USP18 expression displaces NS5 from STAT2 and overcomes ISG15 deficiency. (A) Flag-tag immunoprecipitation (IP) assay and Western blot analysis of HEK293 ISG15 KO cells transfected with ZIKV NS5-FLAG, human USP18 WT, human USP18 C64A mutant or the empty vector (pcDNA3.1) plasmids, followed by IFNα2b (100 IU/ml) priming for 18 h. WCL, whole cell lysate. Results are representative of three independent experiments. (B) STAT2(V5) IP assay and Western blot analysis of HEK293 ISG15 KO cells transfected with the indicated plasmids, followed by IFNAα2b (100 IU/ml) priming for 18 h.
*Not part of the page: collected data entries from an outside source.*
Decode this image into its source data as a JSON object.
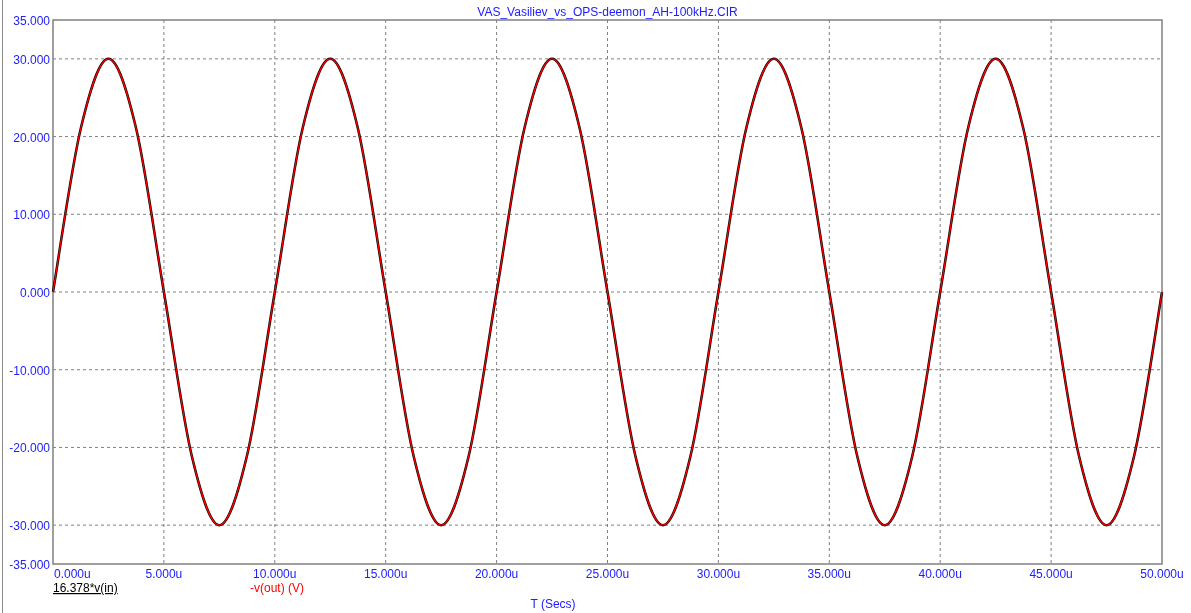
{
  "chart_data": {
    "type": "line",
    "title": "VAS_Vasiliev_vs_OPS-deemon_AH-100kHz.CIR",
    "xlabel": "T (Secs)",
    "x": [
      0,
      1.25,
      2.5,
      3.75,
      5,
      6.25,
      7.5,
      8.75,
      10,
      11.25,
      12.5,
      13.75,
      15,
      16.25,
      17.5,
      18.75,
      20,
      21.25,
      22.5,
      23.75,
      25,
      26.25,
      27.5,
      28.75,
      30,
      31.25,
      32.5,
      33.75,
      35,
      36.25,
      37.5,
      38.75,
      40,
      41.25,
      42.5,
      43.75,
      45,
      46.25,
      47.5,
      48.75,
      50
    ],
    "series": [
      {
        "name": "16.378*v(in)",
        "color": "#000000",
        "values": [
          0,
          21,
          30,
          21,
          0,
          -21,
          -30,
          -21,
          0,
          21,
          30,
          21,
          0,
          -21,
          -30,
          -21,
          0,
          21,
          30,
          21,
          0,
          -21,
          -30,
          -21,
          0,
          21,
          30,
          21,
          0,
          -21,
          -30,
          -21,
          0,
          21,
          30,
          21,
          0,
          -21,
          -30,
          -21,
          0
        ]
      },
      {
        "name": "-v(out) (V)",
        "color": "#ff0000",
        "values": [
          0,
          21,
          30,
          21,
          0,
          -21,
          -30,
          -21,
          0,
          21,
          30,
          21,
          0,
          -21,
          -30,
          -21,
          0,
          21,
          30,
          21,
          0,
          -21,
          -30,
          -21,
          0,
          21,
          30,
          21,
          0,
          -21,
          -30,
          -21,
          0,
          21,
          30,
          21,
          0,
          -21,
          -30,
          -21,
          0
        ]
      }
    ],
    "xlim": [
      0,
      50
    ],
    "ylim": [
      -35,
      35
    ],
    "grid": true,
    "xticks": [
      {
        "value": 0,
        "label": "0.000u"
      },
      {
        "value": 5,
        "label": "5.000u"
      },
      {
        "value": 10,
        "label": "10.000u"
      },
      {
        "value": 15,
        "label": "15.000u"
      },
      {
        "value": 20,
        "label": "20.000u"
      },
      {
        "value": 25,
        "label": "25.000u"
      },
      {
        "value": 30,
        "label": "30.000u"
      },
      {
        "value": 35,
        "label": "35.000u"
      },
      {
        "value": 40,
        "label": "40.000u"
      },
      {
        "value": 45,
        "label": "45.000u"
      },
      {
        "value": 50,
        "label": "50.000u"
      }
    ],
    "yticks": [
      {
        "value": 35,
        "label": "35.000"
      },
      {
        "value": 30,
        "label": "30.000"
      },
      {
        "value": 20,
        "label": "20.000"
      },
      {
        "value": 10,
        "label": "10.000"
      },
      {
        "value": 0,
        "label": "0.000"
      },
      {
        "value": -10,
        "label": "-10.000"
      },
      {
        "value": -20,
        "label": "-20.000"
      },
      {
        "value": -30,
        "label": "-30.000"
      },
      {
        "value": -35,
        "label": "-35.000"
      }
    ]
  }
}
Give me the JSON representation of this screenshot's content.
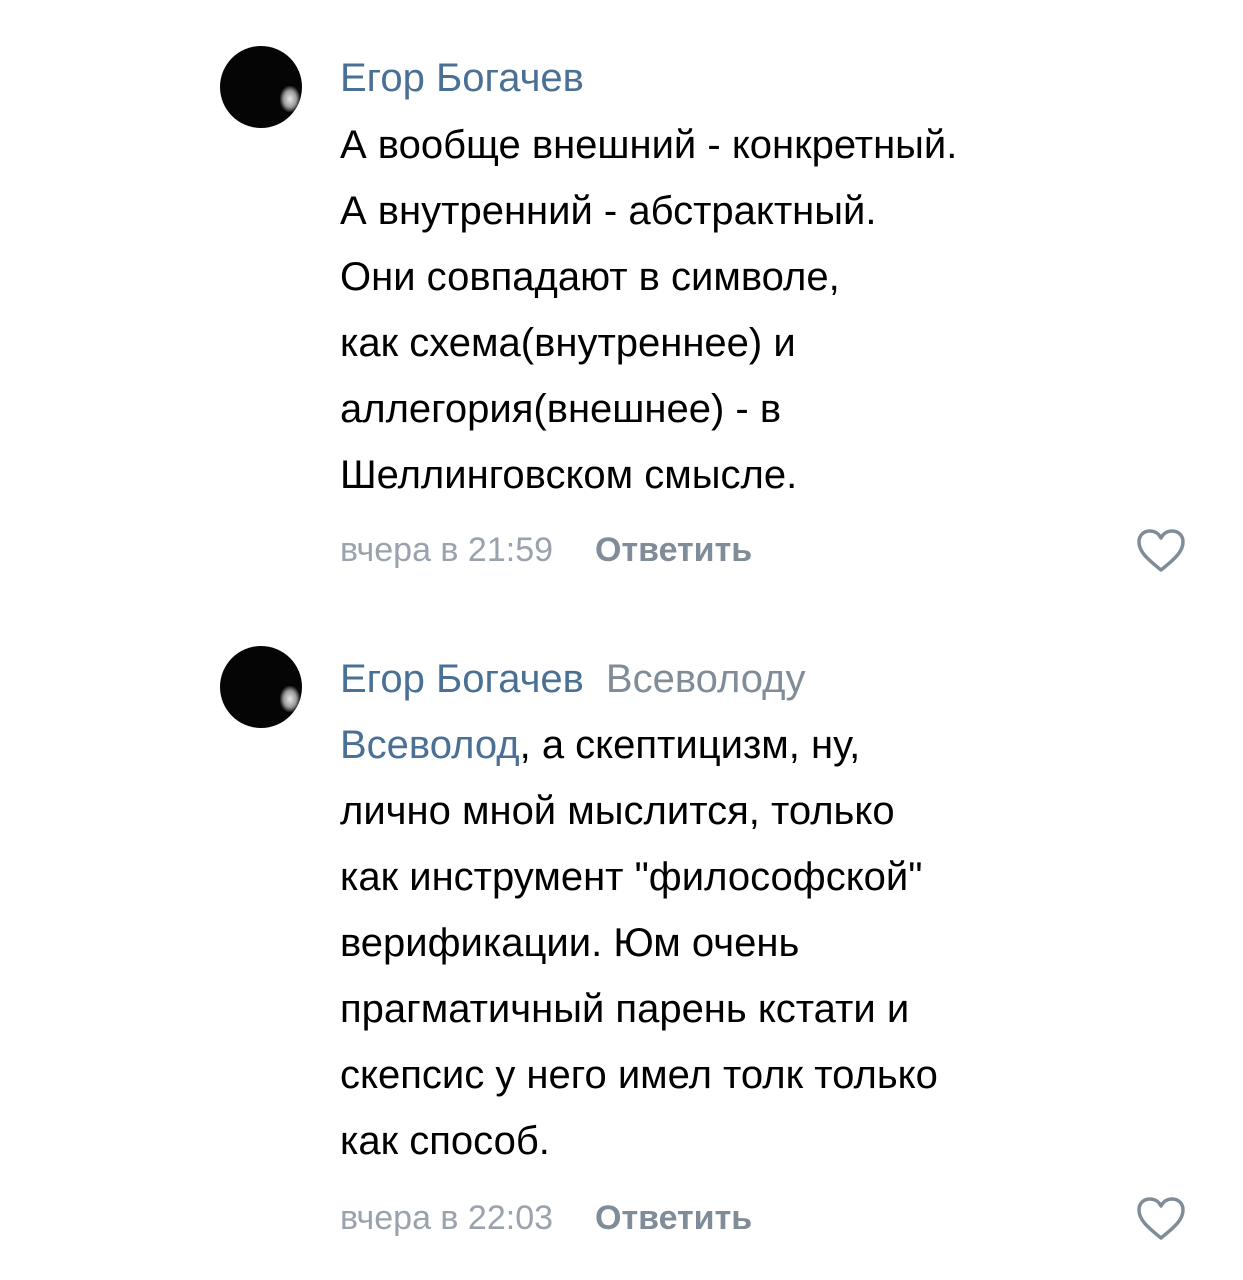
{
  "comments": [
    {
      "author": "Егор Богачев",
      "reply_to": "",
      "mention": "",
      "text": "А вообще внешний - конкретный.\nА внутренний - абстрактный.\nОни совпадают в символе,\nкак схема(внутреннее) и\nаллегория(внешнее) - в\nШеллинговском смысле.",
      "timestamp": "вчера в 21:59",
      "reply_label": "Ответить",
      "like_icon": "heart-outline-icon"
    },
    {
      "author": "Егор Богачев",
      "reply_to": "Всеволоду",
      "mention": "Всеволод",
      "text": ", а скептицизм, ну,\nлично мной мыслится, только\nкак инструмент \"философской\"\nверификации. Юм очень\nпрагматичный парень кстати и\nскепсис у него имел толк только\nкак способ.",
      "timestamp": "вчера в 22:03",
      "reply_label": "Ответить",
      "like_icon": "heart-outline-icon"
    }
  ],
  "colors": {
    "link": "#4a7096",
    "secondary": "#818c99",
    "timestamp": "#99a2ad",
    "text": "#000000",
    "background": "#ffffff"
  }
}
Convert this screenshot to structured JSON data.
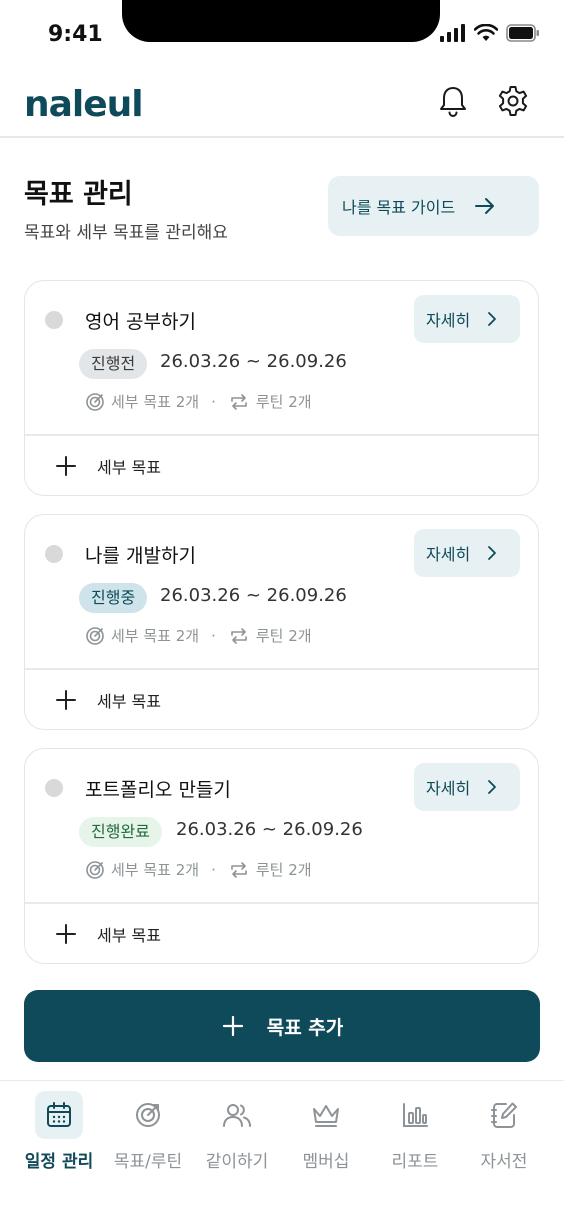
{
  "status_bar": {
    "time": "9:41"
  },
  "header": {
    "logo": "naleul",
    "notification_icon": "bell-icon",
    "settings_icon": "gear-icon"
  },
  "page": {
    "title": "목표 관리",
    "subtitle": "목표와 세부 목표를 관리해요",
    "guide_button": "나를 목표 가이드"
  },
  "goals": [
    {
      "title": "영어 공부하기",
      "status": "진행전",
      "dates": "26.03.26 ~ 26.09.26",
      "sub_goals": "세부 목표 2개",
      "separator": "·",
      "routines": "루틴 2개",
      "detail_button": "자세히",
      "add_sub_goal": "세부 목표"
    },
    {
      "title": "나를 개발하기",
      "status": "진행중",
      "dates": "26.03.26 ~ 26.09.26",
      "sub_goals": "세부 목표 2개",
      "separator": "·",
      "routines": "루틴 2개",
      "detail_button": "자세히",
      "add_sub_goal": "세부 목표"
    },
    {
      "title": "포트폴리오 만들기",
      "status": "진행완료",
      "dates": "26.03.26 ~ 26.09.26",
      "sub_goals": "세부 목표 2개",
      "separator": "·",
      "routines": "루틴 2개",
      "detail_button": "자세히",
      "add_sub_goal": "세부 목표"
    }
  ],
  "add_goal_button": "목표 추가",
  "bottom_nav": [
    {
      "label": "일정 관리",
      "icon": "calendar-icon",
      "active": true
    },
    {
      "label": "목표/루틴",
      "icon": "target-icon",
      "active": false
    },
    {
      "label": "같이하기",
      "icon": "users-icon",
      "active": false
    },
    {
      "label": "멤버십",
      "icon": "crown-icon",
      "active": false
    },
    {
      "label": "리포트",
      "icon": "bar-chart-icon",
      "active": false
    },
    {
      "label": "자서전",
      "icon": "notebook-pen-icon",
      "active": false
    }
  ],
  "colors": {
    "brand": "#0e4a59",
    "accent_bg": "#e7f1f3",
    "muted": "#8d9396"
  }
}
Results are representative of three independent experiments. (C, D) Complementation with USP18 in A549 ISG15 KO cells. Cells were stably transfected with human USP18 or the empty vector and infected with DV at an MOI of 0.01. At 36 hpi, cells were harvested and cell lysates were analyzed by Western blot with the corresponding antibodies (C). Percentage of cells infected as measured by E protein staining (D). Error bars represent mean ± SD. Results are representative of two independent experiments. Statistical analyses were conducted using Mann-Whitney’s test in Prism 8 (GraphPad Software). p value **<0.01 (D). EV, empty vector.